Эрик просто потерял голову.
Потерял тогда, когда меньше всего на свете ожидал этого. Особенно после того, как вернулся с того света. Особенно после того, что произошло. С ним. Но Клэр… Только рядом с ней начинало биться его сердце, только рядом с ней он мог забыть о том, что преследовало его каждую ночь. Она была лучшим, что случилось в его жизни. И навсегда останется. Даже когда уйдет.
Он не мог, не имел права… И всё же, рядом с Клэр он ощущал то, что не должен был ощущать, то, что казалось бы никогда не должно было вернуться в его жизнь. Ощутил тогда, когда Клэр заново научила его человеческому прикосновению, простым объятиям, и он на одно короткое мгновение подумал, что для него будет возможно нечто большее, чем простое существование. Поверил в то, что рядом с ней исчезнут и воспоминания.
Но они никуда не исчезли. Они будто дремали и ждали подходящего случая, чтобы напасть на него и разорвать на части. Прежде это бы обрадовало его, но теперь он не мог позволить этому случиться. Потому что должен был оберегать Клэр! Потому что она была рядом и не должна была видеть всё это.

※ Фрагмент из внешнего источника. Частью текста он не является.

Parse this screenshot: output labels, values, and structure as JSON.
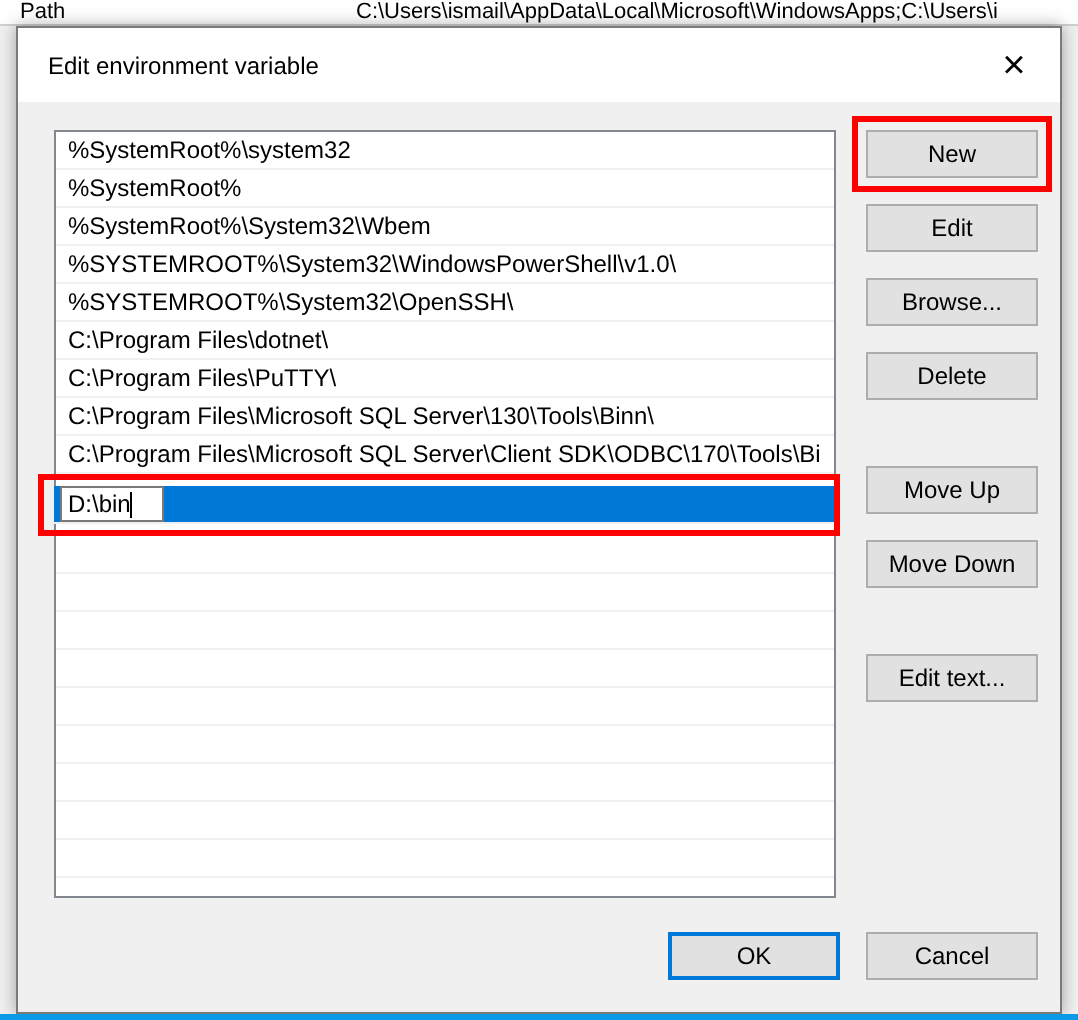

Но у него ничего не вышло!
Черт бы побрал всё на свете, но ему было суждено погибнуть у нее на глазах!
Ему нужно было уйти отсюда, но Эрик по-прежнему не мог пошевелиться.
Человек, переживший то, что пережил он, не мог, не должен был иметь никаких способностей реагировать на то, что происходило. И все же он отреагировал. Отреагировал так, как в тот первый день, когда Клэр упала в его объятия, перевернув весь его мир.
Эрик до такой степени остро реагировал на нее, что волосы на затылке становились дыбом. Сперва чарующее, затем волнительное ощущение переросло в нечто почти неконтролируемое, в то, что охватило его целиком и полностью.
Теперь, расплачиваясь за допущенную ошибку, он был вынужден стоять посреди комнаты Клэр, цепляясь за стол, задыхаясь, и бороться, изо всех сил бороться со своими демонами, чтобы прийти в себя.
Но не мог…
Расчесывая благоухающие, шелковистые волосы, которые в свете мерно горевших свечей и камина переливались всеми оттенками золота, Эрик чувствовал тонкий, упоительный, неповторимый запах ландышей. И тепло Клэр, которое манило его как капелька воды измученного жаждой путника. Он старался не касаться ее, но всё же порой пальцы невольно проходились по оголённой коже шеи и плечам, такой нежной и бархатистой, что ему стоило огромных усилий не наклониться и не коснуться ее губами.
Когда же волосы были собраны, взору предстала удивительно изящная линия шеи, мягко перетекающая в хрупкие плечи. Эрик всё смотрел на эту захватывающую картину, понимая, что до смерти хочет дотронуться до нее. А потом обнаружил, как тело его напрягается и наливается совершенно определённой тяжестью. Какое-то время он не мог дышать, ошеломленный тем, что это могло означать. В голове что-то щелкнуло, жаркая волна проползла по позвоночнику прямо вниз, угнездившись в самом опасном месте и заставив его замереть, а потом…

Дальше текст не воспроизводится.